The editor-at-large and host of our art podcast KONST, Roland-Philippe Kretzschmar, picks his highlights from the week (in no particular order).
Since its inception in 1987, Magasin III Museum for Contemporary Art has focused on supporting artistic creation and experimentation. In addition to enjoying current exhibitions, visitors can now also learn about the processes involved in preparing future exhibitions, the creation of new works and the care of a collection when not on display. For Stockholm Art Week, the space presents Mona Hatoum, Valfrändskaper, and Chris Burden.
Black Iris is a new and unique platform on the Swedish art scene, which consists of 21 artists, and will produce exhibitions and open up for new collaborations between artists. The purpose is to find new ways of promoting great art without involvement by any third party where all profit goes to the artists. During Stockholm Art Week, new constellations are created, for the very first exhibition, A Drug Named Love.
In The Blue Horse, Blade is documenting time, closely examining the stillness, strength, and persistence of the natural world. She’s showing us states of being human in flowing flux as she contemplates and intersects these different times, creating a form for memory by infusing colour and texture in this group of twelve acrylic and ink on cotton poplin canvases.
Playing with the preconceptions of the phrase ”more is more”, the exhibition introduces the artists in the dynamics of a bustling setting. Presenting work by 15 artists — several previously exhibited in Nitty Gritty’s ongoing exhibition series Nitty Gritty Art in Store — in addition to introducing nine artists new to the platform.
The leading contemporary art fair in the Nordics showcases the rich breadth and diversity of the Nordic contemporary art scene. The 16th edition of the fair brings together 38 selected galleries, representing over 70 exciting artists from 7 countries. Market Talks presents ideas and debate and the outdoor exhibition Market Extended shows large scale installations and sculptural works.
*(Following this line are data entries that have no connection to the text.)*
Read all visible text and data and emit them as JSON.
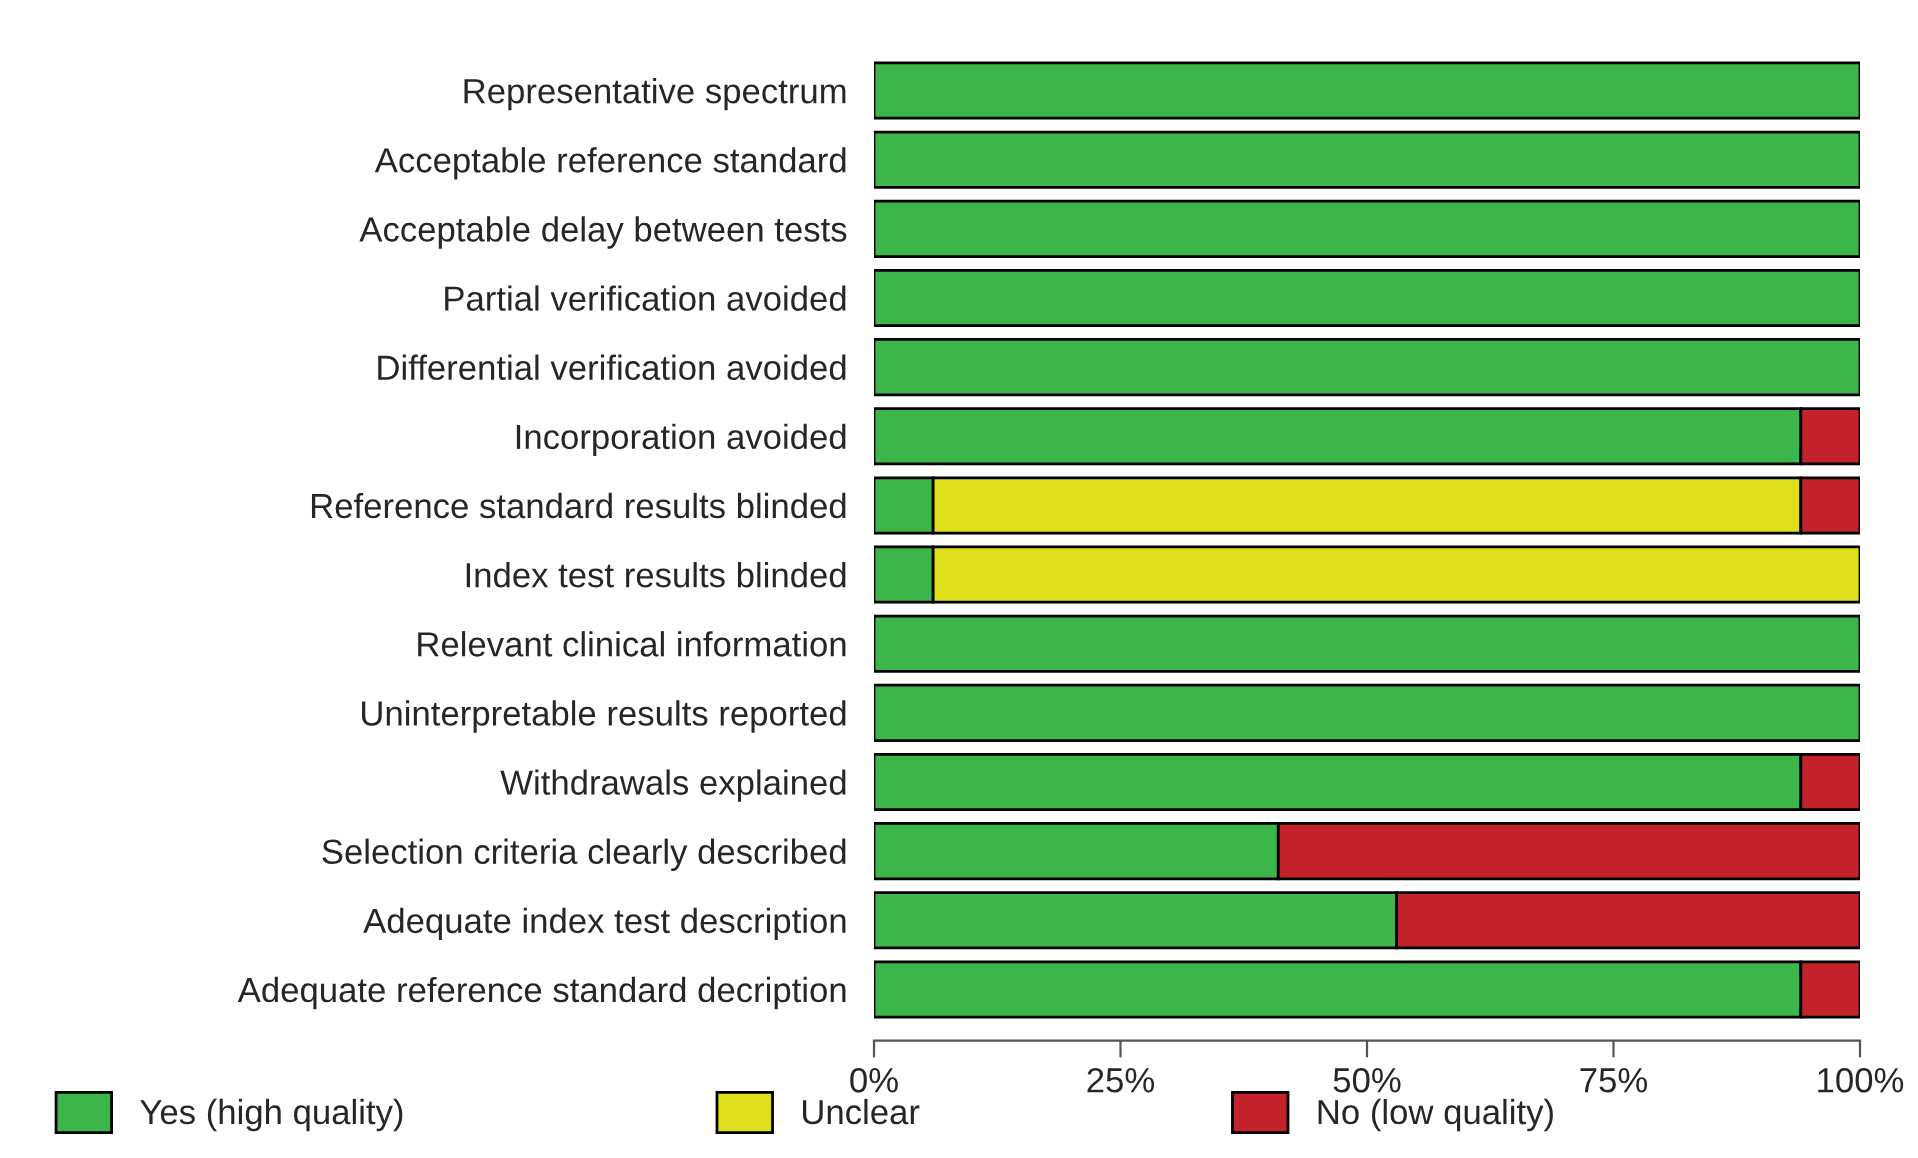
{
  "chart_data": {
    "type": "bar",
    "orientation": "horizontal",
    "stacked": true,
    "categories": [
      "Representative spectrum",
      "Acceptable reference standard",
      "Acceptable delay between tests",
      "Partial verification avoided",
      "Differential verification avoided",
      "Incorporation avoided",
      "Reference standard results blinded",
      "Index test results blinded",
      "Relevant clinical information",
      "Uninterpretable results reported",
      "Withdrawals explained",
      "Selection criteria clearly described",
      "Adequate index test description",
      "Adequate reference standard decription"
    ],
    "series": [
      {
        "name": "Yes (high quality)",
        "color": "#3cb54a",
        "values": [
          100,
          100,
          100,
          100,
          100,
          94,
          6,
          6,
          100,
          100,
          94,
          41,
          53,
          94
        ]
      },
      {
        "name": "Unclear",
        "color": "#dde01a",
        "values": [
          null,
          null,
          null,
          null,
          null,
          null,
          88,
          94,
          null,
          null,
          null,
          null,
          null,
          null
        ]
      },
      {
        "name": "No (low quality)",
        "color": "#c4222a",
        "values": [
          null,
          null,
          null,
          null,
          null,
          6,
          6,
          null,
          null,
          null,
          6,
          59,
          47,
          6
        ]
      }
    ],
    "xlim": [
      0,
      100
    ],
    "xticks": [
      {
        "value": 0,
        "label": "0%"
      },
      {
        "value": 25,
        "label": "25%"
      },
      {
        "value": 50,
        "label": "50%"
      },
      {
        "value": 75,
        "label": "75%"
      },
      {
        "value": 100,
        "label": "100%"
      }
    ],
    "grid": false,
    "legend": "bottom"
  }
}
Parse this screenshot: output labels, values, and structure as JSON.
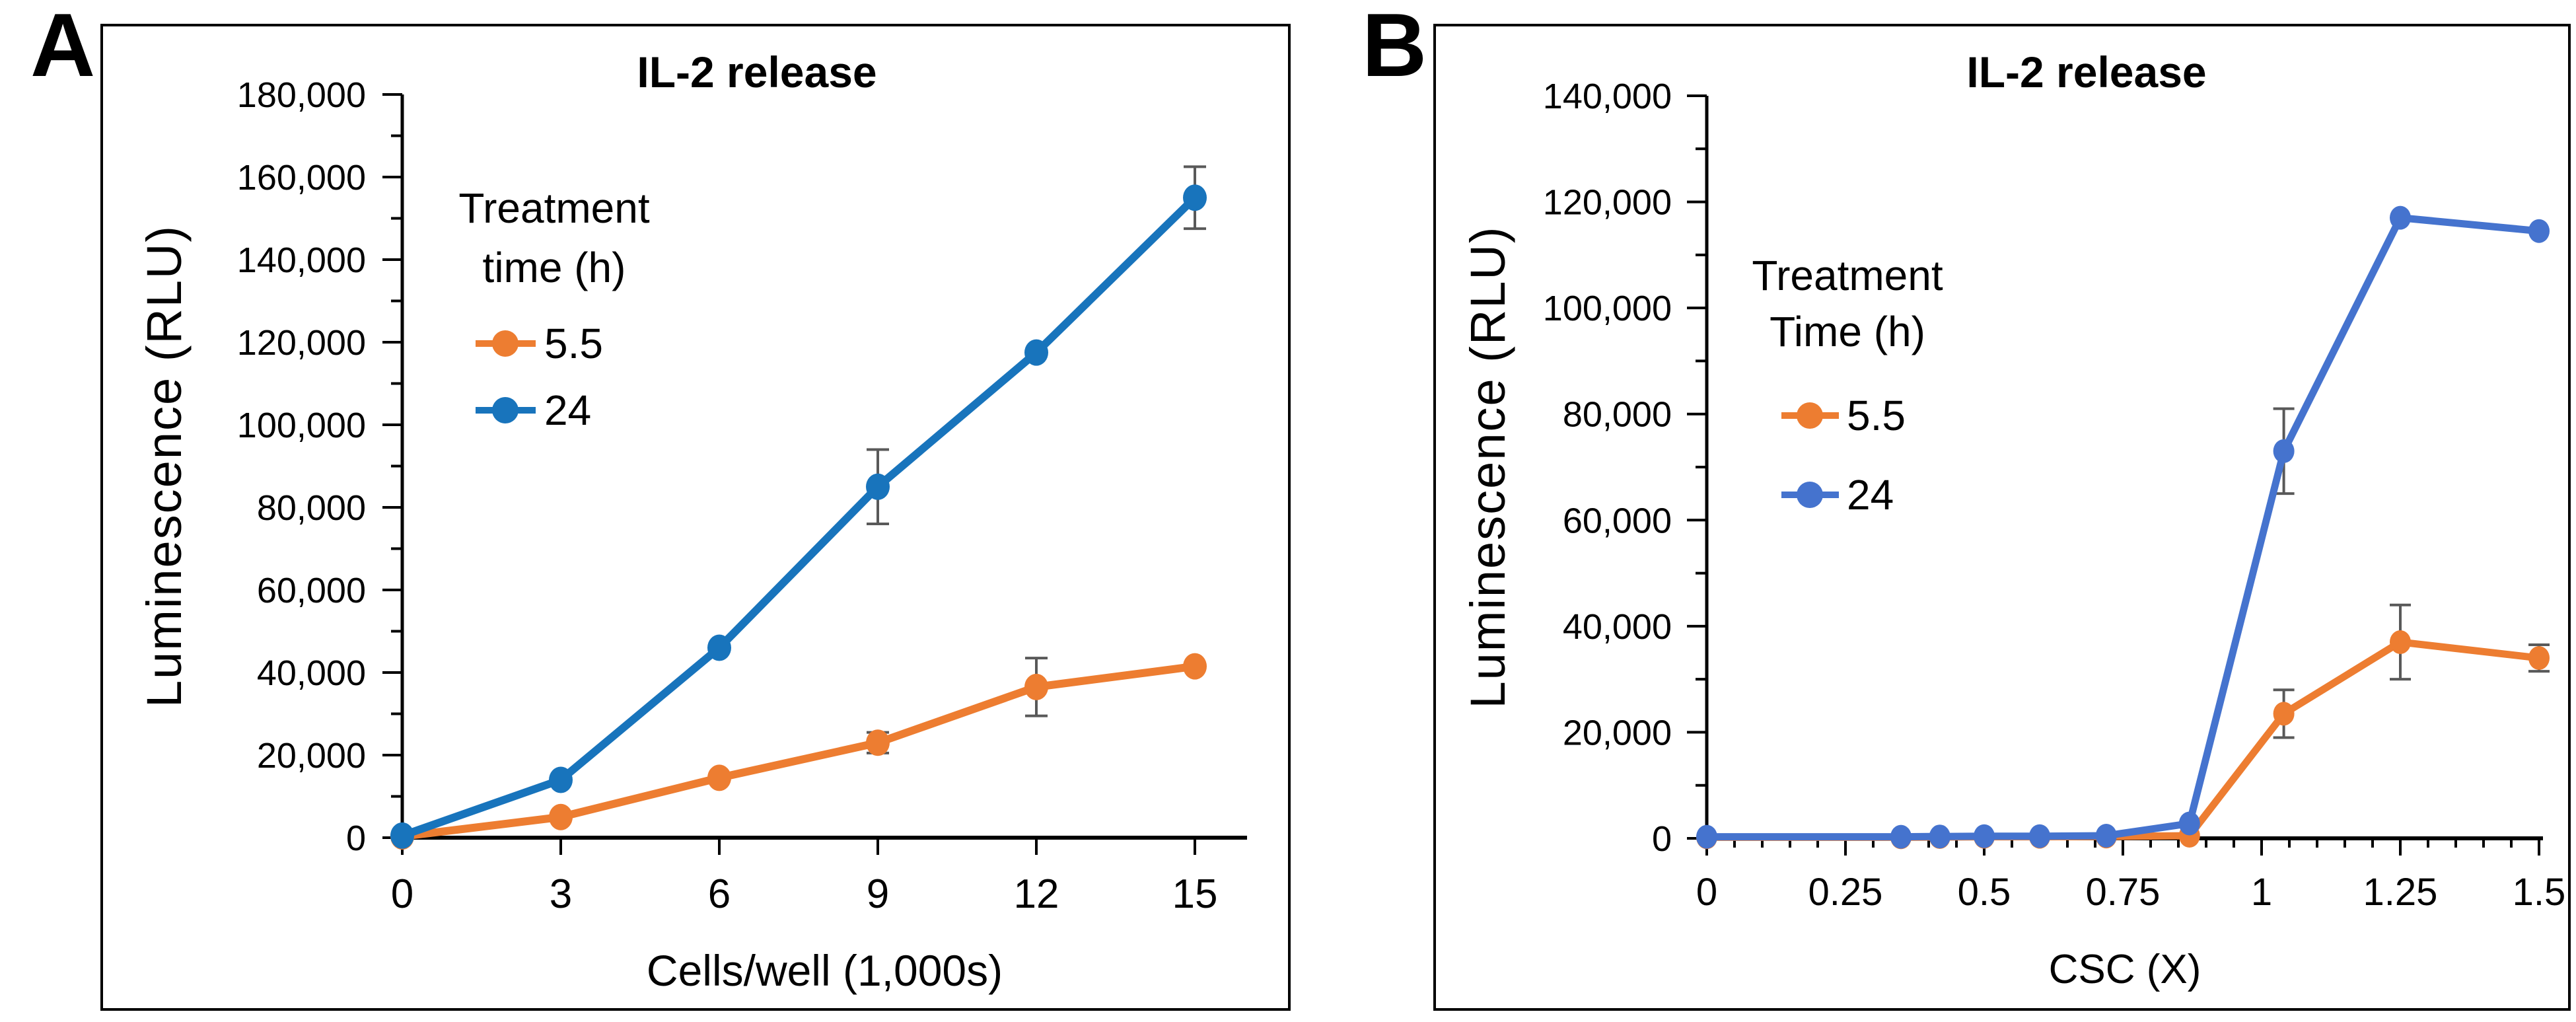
{
  "figure": {
    "background_color": "#ffffff",
    "text_color": "#000000",
    "error_bar_color": "#595959"
  },
  "panels": [
    {
      "letter": "A"
    },
    {
      "letter": "B"
    }
  ],
  "chart_data": [
    {
      "type": "line",
      "panel": "A",
      "title": "IL-2 release",
      "xlabel": "Cells/well (1,000s)",
      "ylabel": "Luminescence (RLU)",
      "xlim": [
        0,
        16
      ],
      "ylim": [
        0,
        180000
      ],
      "y_major_step": 20000,
      "y_minor_step": 10000,
      "x_ticks": [
        0,
        3,
        6,
        9,
        12,
        15
      ],
      "x_tick_labels": [
        "0",
        "3",
        "6",
        "9",
        "12",
        "15"
      ],
      "x_minor_step": null,
      "grid": false,
      "legend_position": "upper-left-inside",
      "legend_title_lines": [
        "Treatment",
        "time (h)"
      ],
      "series": [
        {
          "name": "5.5",
          "color": "#ED7D31",
          "x": [
            0,
            3,
            6,
            9,
            12,
            15
          ],
          "y": [
            300,
            5000,
            14500,
            23000,
            36500,
            41500
          ],
          "yerr": [
            0,
            0,
            0,
            2500,
            7000,
            0
          ]
        },
        {
          "name": "24",
          "color": "#1874BC",
          "x": [
            0,
            3,
            6,
            9,
            12,
            15
          ],
          "y": [
            500,
            14000,
            46000,
            85000,
            117500,
            155000
          ],
          "yerr": [
            0,
            0,
            0,
            9000,
            0,
            7500
          ]
        }
      ]
    },
    {
      "type": "line",
      "panel": "B",
      "title": "IL-2 release",
      "xlabel": "CSC (X)",
      "ylabel": "Luminescence (RLU)",
      "xlim": [
        0,
        1.51
      ],
      "ylim": [
        0,
        140000
      ],
      "y_major_step": 20000,
      "y_minor_step": 10000,
      "x_ticks": [
        0,
        0.25,
        0.5,
        0.75,
        1,
        1.25,
        1.5
      ],
      "x_tick_labels": [
        "0",
        "0.25",
        "0.5",
        "0.75",
        "1",
        "1.25",
        "1.5"
      ],
      "x_minor_step": 0.05,
      "grid": false,
      "legend_position": "upper-left-inside",
      "legend_title_lines": [
        "Treatment",
        "Time (h)"
      ],
      "series": [
        {
          "name": "5.5",
          "color": "#ED7D31",
          "x": [
            0,
            0.35,
            0.42,
            0.5,
            0.6,
            0.72,
            0.87,
            1.04,
            1.25,
            1.5
          ],
          "y": [
            200,
            200,
            250,
            300,
            300,
            350,
            500,
            23500,
            37000,
            34000
          ],
          "yerr": [
            0,
            0,
            0,
            0,
            0,
            0,
            0,
            4500,
            7000,
            2500
          ]
        },
        {
          "name": "24",
          "color": "#4573CE",
          "x": [
            0,
            0.35,
            0.42,
            0.5,
            0.6,
            0.72,
            0.87,
            1.04,
            1.25,
            1.5
          ],
          "y": [
            300,
            300,
            350,
            400,
            400,
            500,
            2800,
            73000,
            117000,
            114500
          ],
          "yerr": [
            0,
            0,
            0,
            0,
            0,
            0,
            0,
            8000,
            0,
            0
          ]
        }
      ]
    }
  ]
}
The EXISTING SYSTEMS exhibition refers to the artistic practice where various methods and systems are a way forward towards developing new ideas and works. It includes photography, painting, and drawing and the participating artists — Peter Hagdahl, Jenny Källman, Sophie Tottie, Ulla Wiggen, and Harry Woodrow — are involved in recent and future book publications from Art and Theory. On view until June 15.
The Stockholm-based artist and graphic designer has participated in group exhibitions in LA, London, and Oslo. His first solo exhibition — All We Have is Now — at Nordiska Galleriet presents four new larger works and eleven new drawings where the artist examines the notion that life, that which is worth living, always takes place elsewhere.
CFHILL presents three parallel exhibitions in the art space: solo exhibitions by Kennedy Yanko and Lena Svedberg, and the group exhibition Ten by Ten. New York-based artist and rising star Yanko has made her mark on the art world with her sensual sculptures mixing scrap metal and her signature paint skins. For her first solo show in Scandinavia, she presents four entirely new works inspired by the process of Hilma af Klint. With her skill, dedication and extraordinary sensibility, Lena Svedberg transformed political world events and disgusting social injustices into concentrated, well-directed artistic rage. The new exhibition presents drawings and works on paper from what has been described as one of Sweden’s most important artists. CFHILL’s recurrent exhibition Ten by Ten offers a diverse selection of iconic artworks, from different times and places, highlighting the great leaps in art history. This edition will include works by Anders Zorn, Victor Vasarely, Carl Larsson, Fanny Brate, Charlotte Gyllenhammar, and Maria Misenberger.
From the 1970s, Lövin engaged persistently in an exploration of the changing society, revealing the gap between the welfare state, consumerism and the groups excluded. Several works in the new exhibition, The Surrounding Reality, examine the relationship between individual and collective, between image and reality. His immersive installations or environments, constructed out of carefully chosen details that together formed fictive worlds in which visitors could move around, made him one of Sweden’s first installation artists. The Film Club at Moderna Museet also presents Egill Sæbjörnsson.
The exhibition The Pink Drill presents von Hausswolff’s most recent body of work, The Hole is a Noun, which reflects on the contradictory categorization of an object defined by its absence. With photography as a point of departure, sourced from private photo albums and news archives, The Hole is a Noun consists of a series of images which have in common that they depict a hole of some sort.
Bonus tips: Nybrogatan.
— On this street, you meet artists, curators, collectors and party-crashers at Alma, Villa Dagmar, Teatergrillen, or Nordiska Galleriet, says Kretzschmar.